Do you have a tech question keeping you up at night? Tired of troubleshooting your Windows or Mac? Looking for advice on apps, browser extensions, or utilities you can use to accomplish a particular task? Let us know! Tell us in the comments below or email david.murphy@lifehacker.com.
I’ll let Lifehacker reader Andrea explain more:
“I am having an AirMail problem and the support staff is stumped. I’ve scoured the Internet and no one has a problem like mine. I use AirMail on both my Mac and my iPhone. None of the features for keeping emails from certain people or companies in my inbox work. This includes, spam, block, mute and unsubscribe.
I am aware that AirMail does not block spam, which is fine. My email provider does that. I just want to block regular senders who are real organizations and are not actively scamming, but don’t response to “unsubscribe” requests and are annoying. Mostly, political emails.
At work, I use Gmail as my webmail, and it blocks those just fine. Could it be something with my email setup? My email provider mostly handles businesses, but I pay them 5$/month to keep my same email from 1995.”

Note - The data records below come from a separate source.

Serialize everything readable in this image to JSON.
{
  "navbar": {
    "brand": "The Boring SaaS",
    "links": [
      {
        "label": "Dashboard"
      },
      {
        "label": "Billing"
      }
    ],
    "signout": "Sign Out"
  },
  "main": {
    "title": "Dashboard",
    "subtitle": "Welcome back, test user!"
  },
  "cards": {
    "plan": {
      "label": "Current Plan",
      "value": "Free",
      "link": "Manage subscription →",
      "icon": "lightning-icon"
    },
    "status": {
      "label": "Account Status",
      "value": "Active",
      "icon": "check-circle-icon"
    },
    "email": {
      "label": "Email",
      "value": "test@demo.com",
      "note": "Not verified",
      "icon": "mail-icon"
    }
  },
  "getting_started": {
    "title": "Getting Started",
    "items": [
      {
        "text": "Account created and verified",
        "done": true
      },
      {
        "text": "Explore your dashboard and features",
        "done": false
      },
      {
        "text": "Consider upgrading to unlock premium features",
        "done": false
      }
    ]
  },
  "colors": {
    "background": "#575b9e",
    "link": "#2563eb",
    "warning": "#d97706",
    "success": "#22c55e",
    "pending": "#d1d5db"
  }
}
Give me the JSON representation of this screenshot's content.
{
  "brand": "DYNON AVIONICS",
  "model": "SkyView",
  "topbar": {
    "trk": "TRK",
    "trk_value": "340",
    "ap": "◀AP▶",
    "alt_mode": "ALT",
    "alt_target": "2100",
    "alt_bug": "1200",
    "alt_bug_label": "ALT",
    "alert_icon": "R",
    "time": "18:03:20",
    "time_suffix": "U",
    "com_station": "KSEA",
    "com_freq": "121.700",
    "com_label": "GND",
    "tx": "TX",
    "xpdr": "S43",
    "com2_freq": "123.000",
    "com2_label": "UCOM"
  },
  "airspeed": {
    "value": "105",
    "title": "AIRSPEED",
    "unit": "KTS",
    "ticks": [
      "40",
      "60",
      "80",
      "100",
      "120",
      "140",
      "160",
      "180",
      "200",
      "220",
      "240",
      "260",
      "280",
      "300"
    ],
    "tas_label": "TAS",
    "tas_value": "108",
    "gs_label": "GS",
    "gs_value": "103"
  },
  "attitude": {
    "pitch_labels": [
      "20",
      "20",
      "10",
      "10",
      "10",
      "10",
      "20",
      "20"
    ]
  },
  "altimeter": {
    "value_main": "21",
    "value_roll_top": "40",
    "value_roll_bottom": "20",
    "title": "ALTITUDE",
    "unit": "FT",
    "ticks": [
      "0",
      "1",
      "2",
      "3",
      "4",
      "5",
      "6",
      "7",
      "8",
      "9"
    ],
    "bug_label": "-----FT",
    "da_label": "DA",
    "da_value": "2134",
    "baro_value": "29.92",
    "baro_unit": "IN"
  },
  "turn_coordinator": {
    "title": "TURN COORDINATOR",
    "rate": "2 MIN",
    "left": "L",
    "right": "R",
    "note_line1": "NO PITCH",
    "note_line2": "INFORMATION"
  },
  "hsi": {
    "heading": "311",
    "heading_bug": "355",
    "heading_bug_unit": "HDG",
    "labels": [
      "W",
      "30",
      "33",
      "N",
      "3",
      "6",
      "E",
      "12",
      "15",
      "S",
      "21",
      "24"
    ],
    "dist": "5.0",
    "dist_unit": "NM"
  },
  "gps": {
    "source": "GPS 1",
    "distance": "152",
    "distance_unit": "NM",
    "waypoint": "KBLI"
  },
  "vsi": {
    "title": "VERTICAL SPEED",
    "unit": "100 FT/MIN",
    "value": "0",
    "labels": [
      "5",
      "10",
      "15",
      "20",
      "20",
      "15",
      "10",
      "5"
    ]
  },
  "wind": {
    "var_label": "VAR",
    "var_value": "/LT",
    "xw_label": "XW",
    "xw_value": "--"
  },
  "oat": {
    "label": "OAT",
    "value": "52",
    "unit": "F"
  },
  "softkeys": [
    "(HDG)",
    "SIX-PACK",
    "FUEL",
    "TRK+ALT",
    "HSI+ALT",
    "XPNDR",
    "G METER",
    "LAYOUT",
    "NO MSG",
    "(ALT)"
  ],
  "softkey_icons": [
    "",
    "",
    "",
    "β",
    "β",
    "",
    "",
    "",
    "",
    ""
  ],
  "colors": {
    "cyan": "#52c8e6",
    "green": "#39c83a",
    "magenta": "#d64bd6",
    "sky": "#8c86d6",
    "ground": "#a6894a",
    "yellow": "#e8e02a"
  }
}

I found this one a little confusing at first, but then I re-read your letter and the answer became fairly clear. Your email service (bitstream.net, now iphouse.com, and recently acquired by gogreencloud.com) doesn’t seem to play nicely with Airmail’s conventions for marking emails as spam, blocking people from emailing you, muting conversations, et cetera.
Just to make sure, I chatted briefly with a support person from Airmail yesterday, and here’s what they had to say:
“Airmail does not have a dedicated spam filter of its own, therefore marking as spam relies on the server of the email account that you use. If the server learns that a certain email sender has a message marked as spam already in the spam folder, then it will work else, it will not. So, it totally depends on the server and Airmail does not filter spam as of now.”
That’s not exactly the specific answer I was hoping to get from them, but the last line is illuminating. And if you look at the linked support articles above for the block and mute features, all of their examples involve a dummy Gmail address.
That, in addition to this older Reddit comment about Airmail, makes me feel as if these features rely on the email provider you’re using. Since your primary email address comes from a more obscure email provider and not, say, Gmail, Airmail’s “mute” and “block” actions probably don’t translate to anything on your email provider’s end. In other words, you get the basics of email via Airmail, but that’s about it.
What can you do? I doubt you’re going to want to switch the provider you’ve had for the past 20 years. Digital nostalgia is powerful, I know. What you can try doing—and I’m just taking a stab at this, because this is getting complex—is setting up a new Gmail address and using Gmail’s “Check mail from other accounts” option to import messages from your actual email address.
You can then set up Gmail to use your email provider’s SMTP server to send outgoing mail as if it was coming from your primary address. And once you’ve done that, you should then be able to configure Airmail with the account credentials for your dummy Gmail address.
You’ll then retain all of Gmail’s features (like muting, blocking, et cetera), but you’ll still be able to receive and send email from your primary email address, not your dummy Gmail account. I hope. It’s possible that you might have to configure Airmail to use your provider’s SMTP server as well, not Gmail’s, but I can’t confirm this as I don’t have Airmail—I’m cheap, what can I say.
Let me know if this doesn’t work, or if you need a little more help, and I’ll be happy to walk you through the steps offline.